We voorzien dat de inflatie dit jaar 3,8% is en volgend jaar 3,0%. Deze verwachtingen voor de consumentenprijzen, een andere belangrijke factor voor de uitgaven van huishoudens, zijn maar iets hoger dan in onze raming vóór Trumps ‘Liberation Day’. Hoewel Europese tegenmaatregelen tegen de Amerikaanse heffingen en de wereldwijde verstoringen in de toeleveringsketens de inflatie in Nederland verhogen, verwachten we dat Chinese goederen gedeeltelijk naar Europa zullen worden omgeleid. Zelfs nadat we rekening houden met waarschijnlijke 'anti-dumping'-maatregelen van de EU, vermindert dit de inflatoire impact.
[1] Meer uitleg hierover staat in onze publicatie over het lezen van economische cijfers.

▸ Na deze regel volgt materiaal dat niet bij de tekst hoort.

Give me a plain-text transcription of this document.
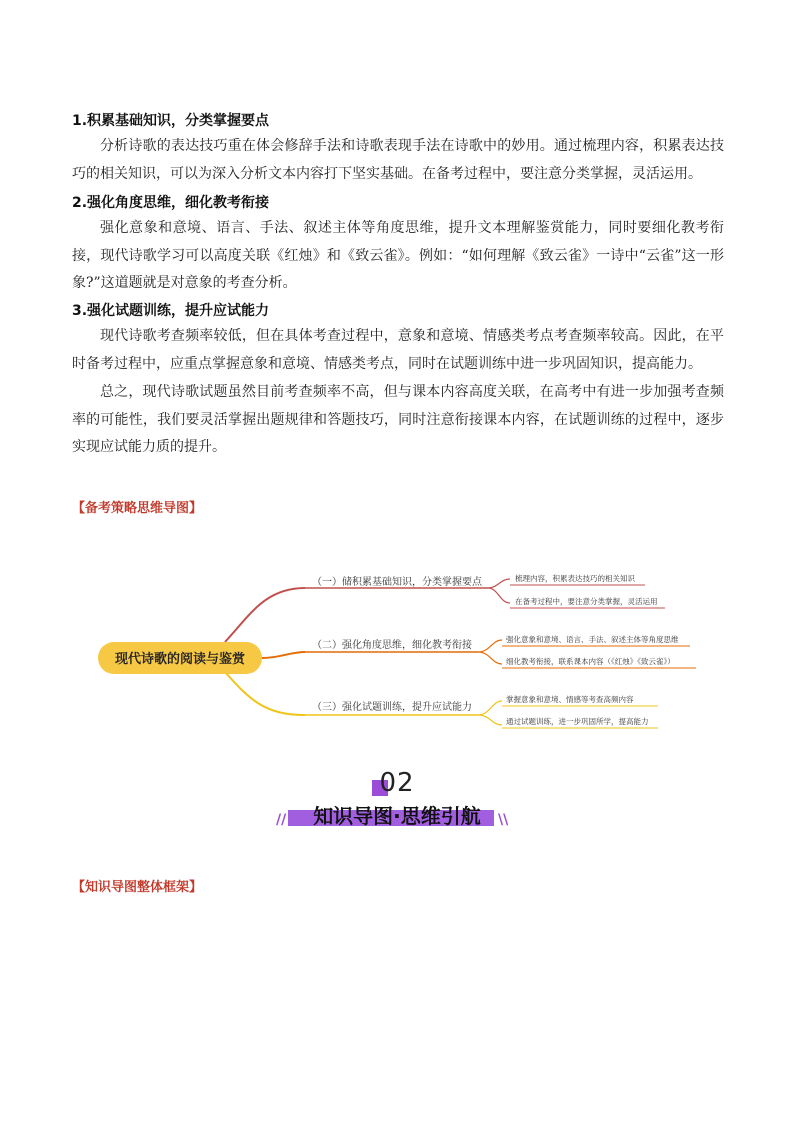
1.积累基础知识，分类掌握要点
分析诗歌的表达技巧重在体会修辞手法和诗歌表现手法在诗歌中的妙用。通过梳理内容，积累表达技巧的相关知识，可以为深入分析文本内容打下坚实基础。在备考过程中，要注意分类掌握，灵活运用。
2.强化角度思维，细化教考衔接
强化意象和意境、语言、手法、叙述主体等角度思维，提升文本理解鉴赏能力，同时要细化教考衔接，现代诗歌学习可以高度关联《红烛》和《致云雀》。例如：“如何理解《致云雀》一诗中“云雀”这一形象?”这道题就是对意象的考查分析。
3.强化试题训练，提升应试能力
现代诗歌考查频率较低，但在具体考查过程中，意象和意境、情感类考点考查频率较高。因此，在平时备考过程中，应重点掌握意象和意境、情感类考点，同时在试题训练中进一步巩固知识，提高能力。
总之，现代诗歌试题虽然目前考查频率不高，但与课本内容高度关联，在高考中有进一步加强考查频率的可能性，我们要灵活掌握出题规律和答题技巧，同时注意衔接课本内容，在试题训练的过程中，逐步实现应试能力质的提升。
【备考策略思维导图】
现代诗歌的阅读与鉴赏
（一）储积累基础知识，分类掌握要点
（二）强化角度思维，细化教考衔接
（三）强化试题训练，提升应试能力
梳理内容，积累表达技巧的相关知识
在备考过程中，要注意分类掌握，灵活运用
强化意象和意境、语言、手法、叙述主体等角度思维
细化教考衔接，联系课本内容（《红烛》《致云雀》）
掌握意象和意境、情感等考查高频内容
通过试题训练，进一步巩固所学，提高能力
02
//	\\
知识导图·思维引航
【知识导图整体框架】
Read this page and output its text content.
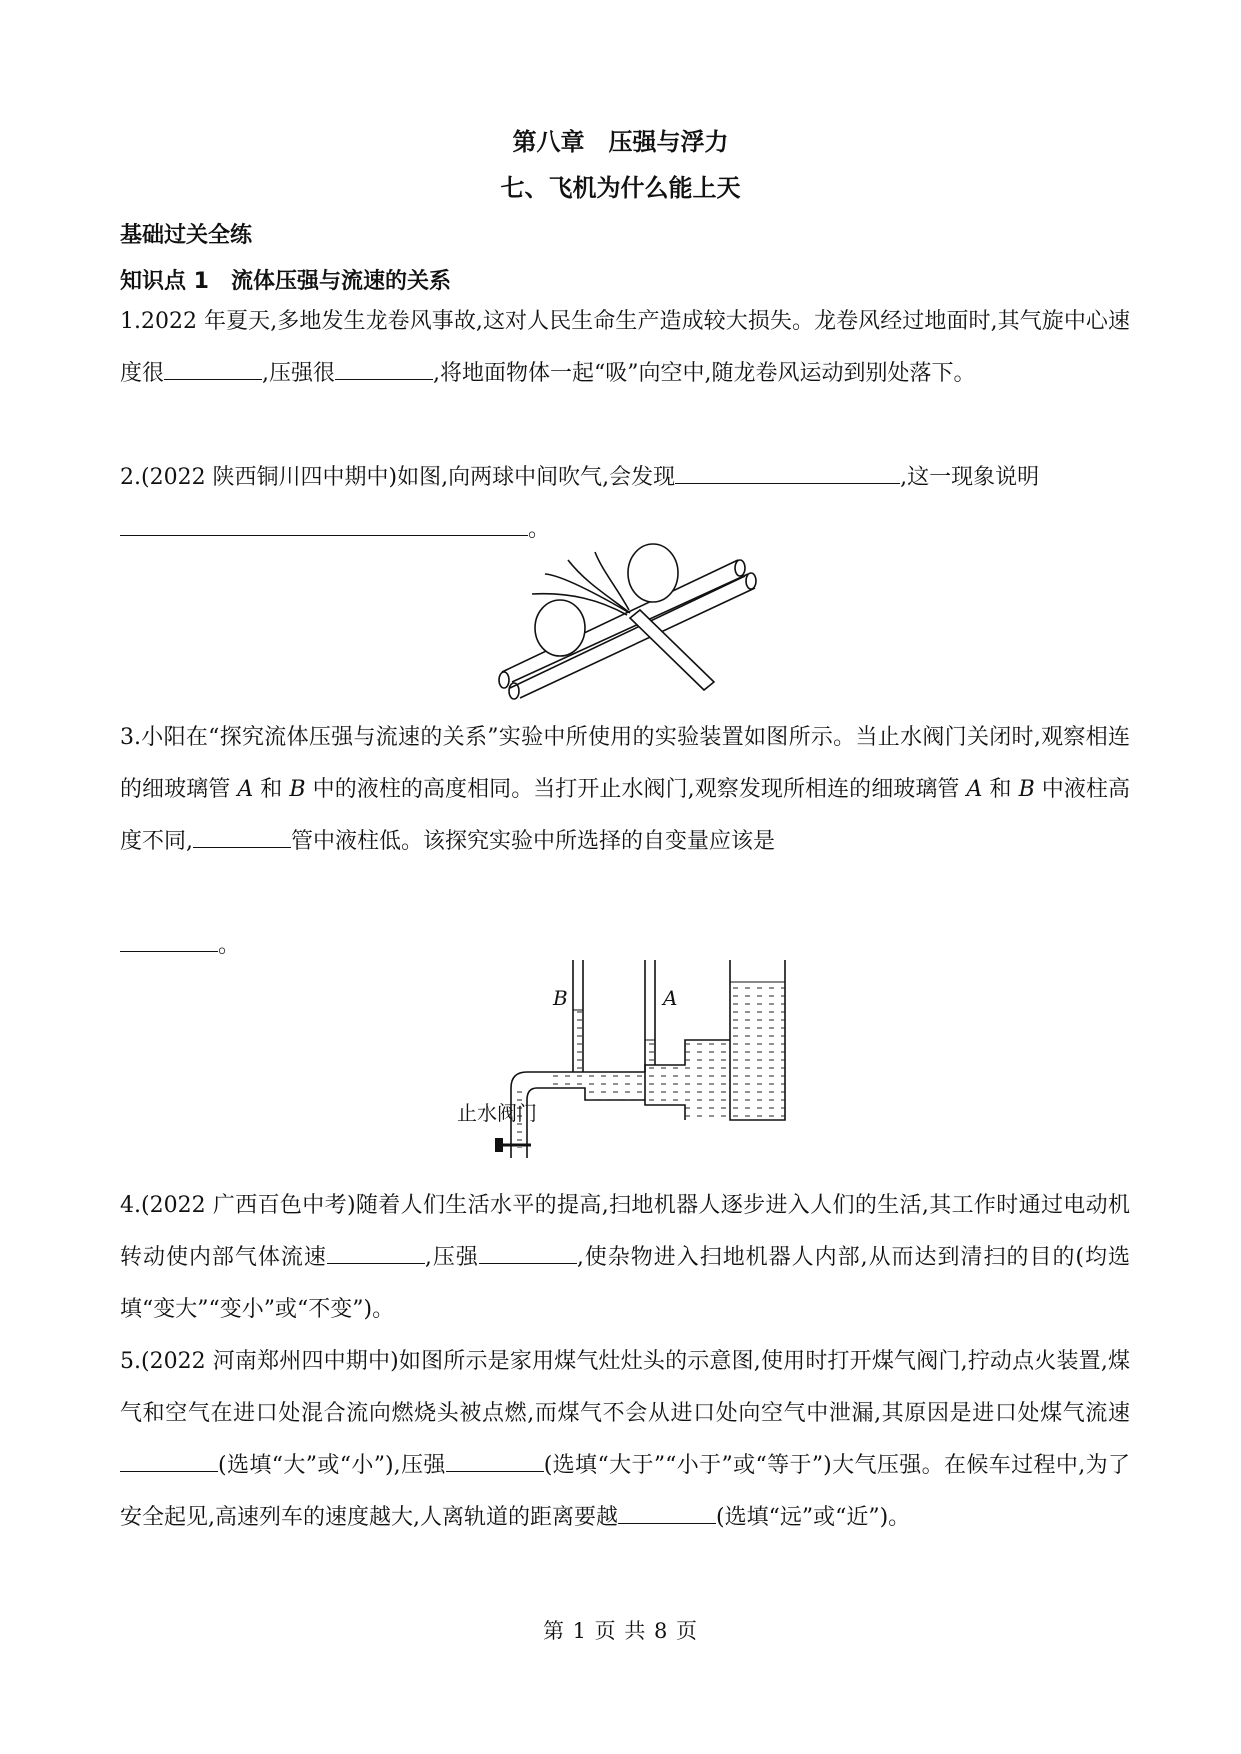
第八章　压强与浮力
七、飞机为什么能上天
基础过关全练
知识点 1　流体压强与流速的关系
1.2022 年夏天,多地发生龙卷风事故,这对人民生命生产造成较大损失。龙卷风经过地面时,其气旋中心速度很	,压强很	,将地面物体一起“吸”向空中,随龙卷风运动到别处落下。
2.(2022 陕西铜川四中期中)如图,向两球中间吹气,会发现	,这一现象说明
。
3.小阳在“探究流体压强与流速的关系”实验中所使用的实验装置如图所示。当止水阀门关闭时,观察相连的细玻璃管 A 和 B 中的液柱的高度相同。当打开止水阀门,观察发现所相连的细玻璃管 A 和 B 中液柱高度不同,	管中液柱低。该探究实验中所选择的自变量应该是

。
B	A
止水阀门
4.(2022 广西百色中考)随着人们生活水平的提高,扫地机器人逐步进入人们的生活,其工作时通过电动机转动使内部气体流速	,压强	,使杂物进入扫地机器人内部,从而达到清扫的目的(均选填“变大”“变小”或“不变”)。
5.(2022 河南郑州四中期中)如图所示是家用煤气灶灶头的示意图,使用时打开煤气阀门,拧动点火装置,煤气和空气在进口处混合流向燃烧头被点燃,而煤气不会从进口处向空气中泄漏,其原因是进口处煤气流速(选填“大”或“小”),压强	(选填“大于”“小于”或“等于”)大气压强。在候车过程中,为了安全起见,高速列车的速度越大,人离轨道的距离要越	(选填“远”或“近”)。
第 1 页 共 8 页
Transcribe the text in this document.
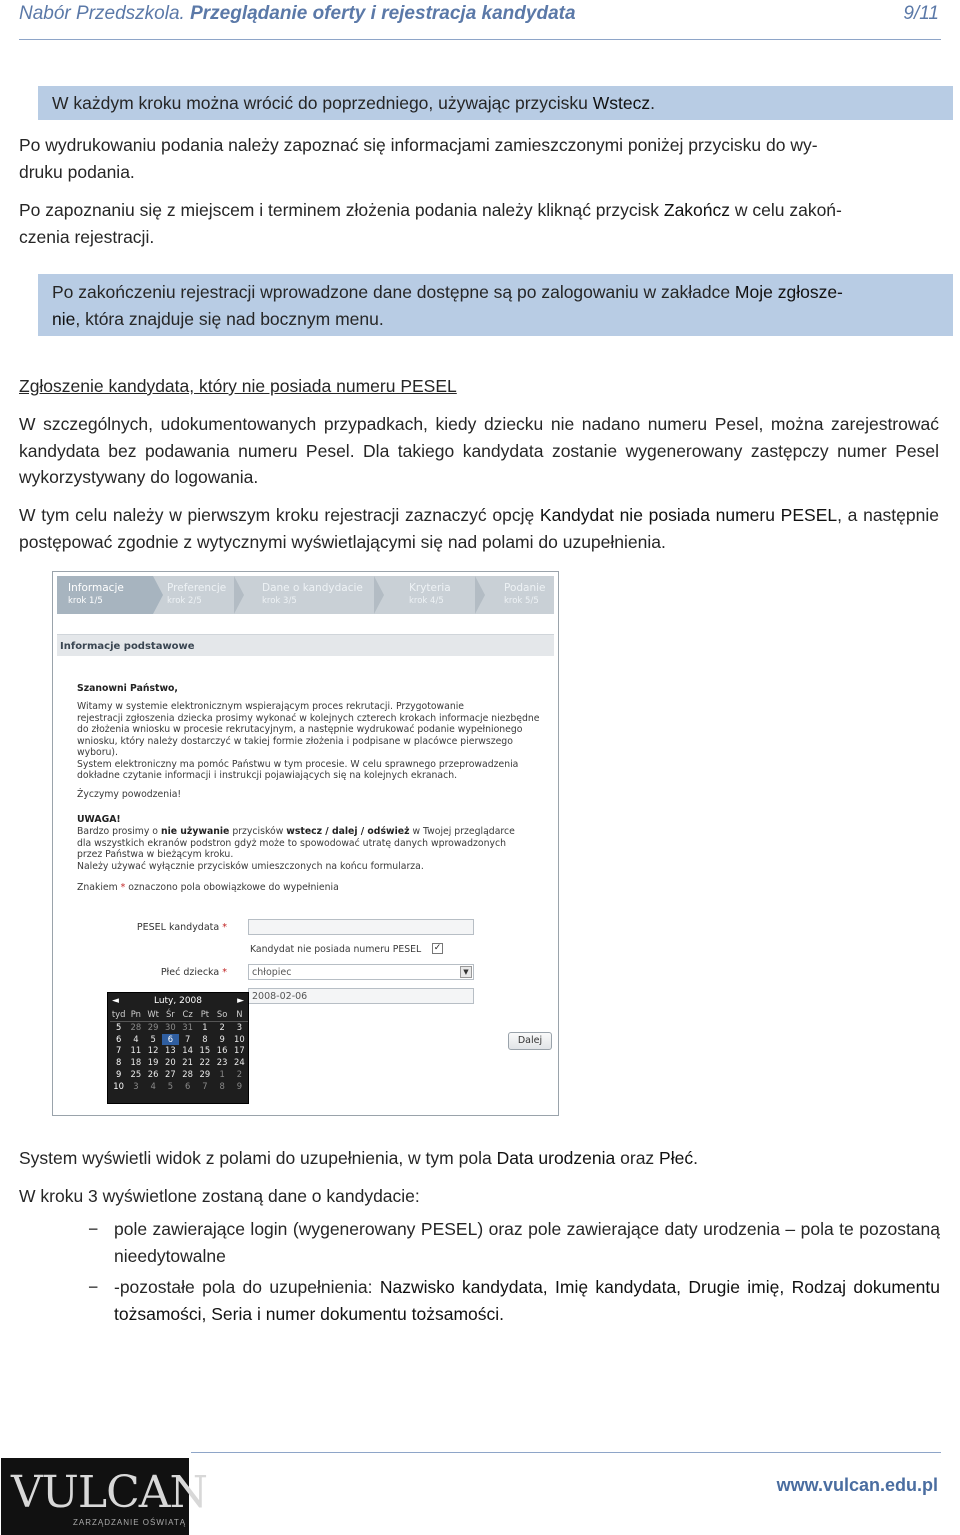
Nabór Przedszkola. Przeglądanie oferty i rejestracja kandydata	9/11
W każdym kroku można wrócić do poprzedniego, używając przycisku Wstecz.
Po wydrukowaniu podania należy zapoznać się informacjami zamieszczonymi poniżej przycisku do wy-
druku podania.
Po zapoznaniu się z miejscem i terminem złożenia podania należy kliknąć przycisk Zakończ w celu zakoń-
czenia rejestracji.
Po zakończeniu rejestracji wprowadzone dane dostępne są po zalogowaniu w zakładce Moje zgłosze-
nie, która znajduje się nad bocznym menu.
Zgłoszenie kandydata, który nie posiada numeru PESEL
W szczególnych, udokumentowanych przypadkach, kiedy dziecku nie nadano numeru Pesel, można zarejestrować kandydata bez podawania numeru Pesel. Dla takiego kandydata zostanie wygenerowany zastępczy numer Pesel wykorzystywany do logowania.
W tym celu należy w pierwszym kroku rejestracji zaznaczyć opcję Kandydat nie posiada numeru PESEL, a następnie postępować zgodnie z wytycznymi wyświetlającymi się nad polami do uzupełnienia.
Informacje
krok 1/5
Preferencje
krok 2/5
Dane o kandydacie
krok 3/5
Kryteria
krok 4/5
Podanie
krok 5/5
Informacje podstawowe
Szanowni Państwo,
Witamy w systemie elektronicznym wspierającym proces rekrutacji. Przygotowanie
rejestracji zgłoszenia dziecka prosimy wykonać w kolejnych czterech krokach informacje niezbędne
do złożenia wniosku w procesie rekrutacyjnym, a następnie wydrukować podanie wypełnionego
wniosku, który należy dostarczyć w takiej formie złożenia i podpisane w placówce pierwszego
wyboru).
System elektroniczny ma pomóc Państwu w tym procesie. W celu sprawnego przeprowadzenia
dokładne czytanie informacji i instrukcji pojawiających się na kolejnych ekranach.
Życzymy powodzenia!
UWAGA!
Bardzo prosimy o nie używanie przycisków wstecz / dalej / odśwież w Twojej przeglądarce
dla wszystkich ekranów podstron gdyż może to spowodować utratę danych wprowadzonych
przez Państwa w bieżącym kroku.
Należy używać wyłącznie przycisków umieszczonych na końcu formularza.
Znakiem * oznaczono pola obowiązkowe do wypełnienia
PESEL kandydata *
Kandydat nie posiada numeru PESEL ✓
Płeć dziecka *	chłopiec	▼
2008-02-06
Dalej
◄	Luty, 2008	►
tyd	Pn	Wt	Śr	Cz	Pt	So	N
5	28	29	30	31	1	2	3
6	4	5	6	7	8	9	10
7	11	12	13	14	15	16	17
8	18	19	20	21	22	23	24
9	25	26	27	28	29	1	2
10	3	4	5	6	7	8	9
System wyświetli widok z polami do uzupełnienia, w tym pola Data urodzenia oraz Płeć.
W kroku 3 wyświetlone zostaną dane o kandydacie:
− pole zawierające login (wygenerowany PESEL) oraz pole zawierające daty urodzenia – pola te pozostaną nieedytowalne
− -pozostałe pola do uzupełnienia: Nazwisko kandydata, Imię kandydata, Drugie imię, Rodzaj dokumentu tożsamości, Seria i numer dokumentu tożsamości.
VULCAN
ZARZĄDZANIE OŚWIATĄ
www.vulcan.edu.pl
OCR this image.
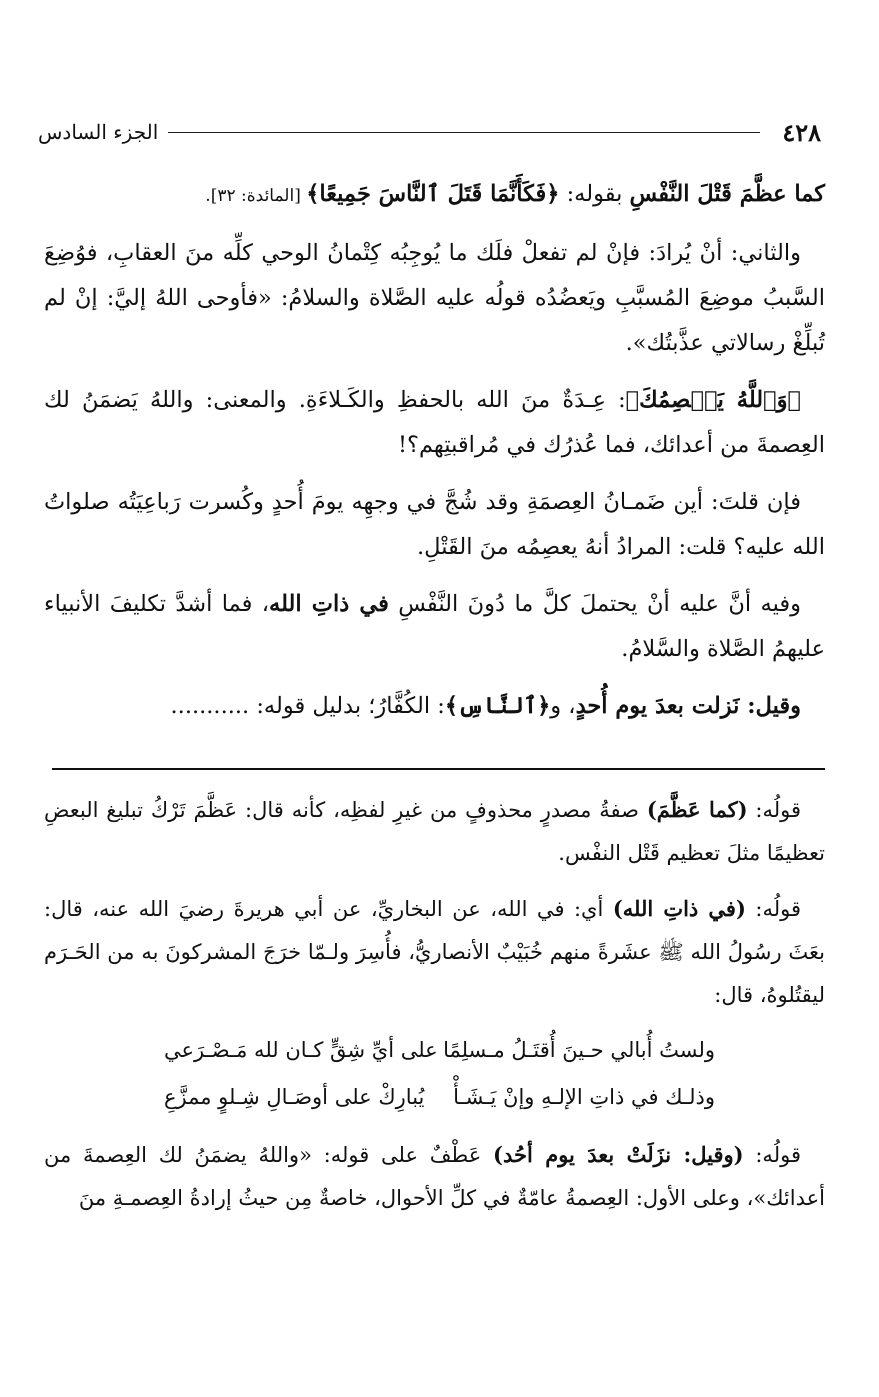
٤٢٨
الجزء السادس

كما عظَّمَ قَتْلَ النَّفْسِ بقوله: ﴿فَكَأَنَّمَا قَتَلَ ٱلنَّاسَ جَمِيعًا﴾ [المائدة: ٣٢].

والثاني: أنْ يُرادَ: فإنْ لم تفعلْ فلَك ما يُوجِبُه كِتْمانُ الوحي كلِّه منَ العقابِ، فوُضِعَ السَّببُ موضِعَ المُسبَّبِ ويَعضُدُه قولُه عليه الصَّلاة والسلامُ: «فأوحى اللهُ إليَّ: إنْ لم تُبلِّغْ رسالاتي عذَّبتُك».

﴿وَٱللَّهُ يَعۡصِمُكَ﴾: عِـدَةٌ منَ الله بالحفظِ والكَـلاءَةِ. والمعنى: واللهُ يَضمَنُ لك العِصمةَ من أعدائك، فما عُذرُك في مُراقبتِهم؟!

فإن قلتَ: أين ضَمـانُ العِصمَةِ وقد شُجَّ في وجهِه يومَ أُحدٍ وكُسرت رَباعِيَتُه صلواتُ الله عليه؟ قلت: المرادُ أنهُ يعصِمُه منَ القَتْلِ.

وفيه أنَّ عليه أنْ يحتملَ كلَّ ما دُونَ النَّفْسِ في ذاتِ الله، فما أشدَّ تكليفَ الأنبياء عليهمُ الصَّلاة والسَّلامُ.

وقيل: نَزلت بعدَ يوم أُحدٍ، و﴿ٱلنَّاسِ﴾: الكُفَّارُ؛ بدليل قوله: ...........

قولُه: (كما عَظَّمَ) صفةُ مصدرٍ محذوفٍ من غيرِ لفظِه، كأنه قال: عَظَّمَ تَرْكُ تبليغ البعضِ تعظيمًا مثلَ تعظيم قَتْل النفْس.

قولُه: (في ذاتِ الله) أي: في الله، عن البخاريِّ، عن أبي هريرةَ رضيَ الله عنه، قال: بعَثَ رسُولُ الله ﷺ عشَرةً منهم خُبَيْبٌ الأنصاريُّ، فأُسِرَ ولـمّا خرَجَ المشركونَ به من الحَـرَم ليقتُلوهُ، قال:

ولستُ أُبالي حـينَ أُقتَـلُ مـسلِمًا
على أيِّ شِقٍّ كـان لله مَـصْـرَعي
وذلـك في ذاتِ الإلـهِ وإنْ يَـشَـأْ
يُبارِكْ على أوصَـالِ شِـلوٍ ممزَّعِ

قولُه: (وقيل: نزَلَتْ بعدَ يوم أحُد) عَطْفٌ على قوله: «واللهُ يضمَنُ لك العِصمةَ من أعدائك»، وعلى الأول: العِصمةُ عامّةٌ في كلِّ الأحوال، خاصةٌ مِن حيثُ إرادةُ العِصمـةِ منَ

Voorjaarsnota heeft beperkte macro-economische impact
Te midden van al deze geopolitieke ontwikkelingen presenteerde het kabinet de Voorjaarsnota met daarin een update van de Nederlandse begroting. De focus op stabiliteit en veiligheid staan daarin centraal, wat resulteert in de continuïteit van de steun aan Oekraïne en in hogere defensie-uitgaven. Volgens het CPB verhogen de plannen het overheidstekort slechts licht, tot 2,8% in 2026. Daarom verwachten we dat de algehele macro-economische impact van de begrotingsaanpassingen zeer beperkt is.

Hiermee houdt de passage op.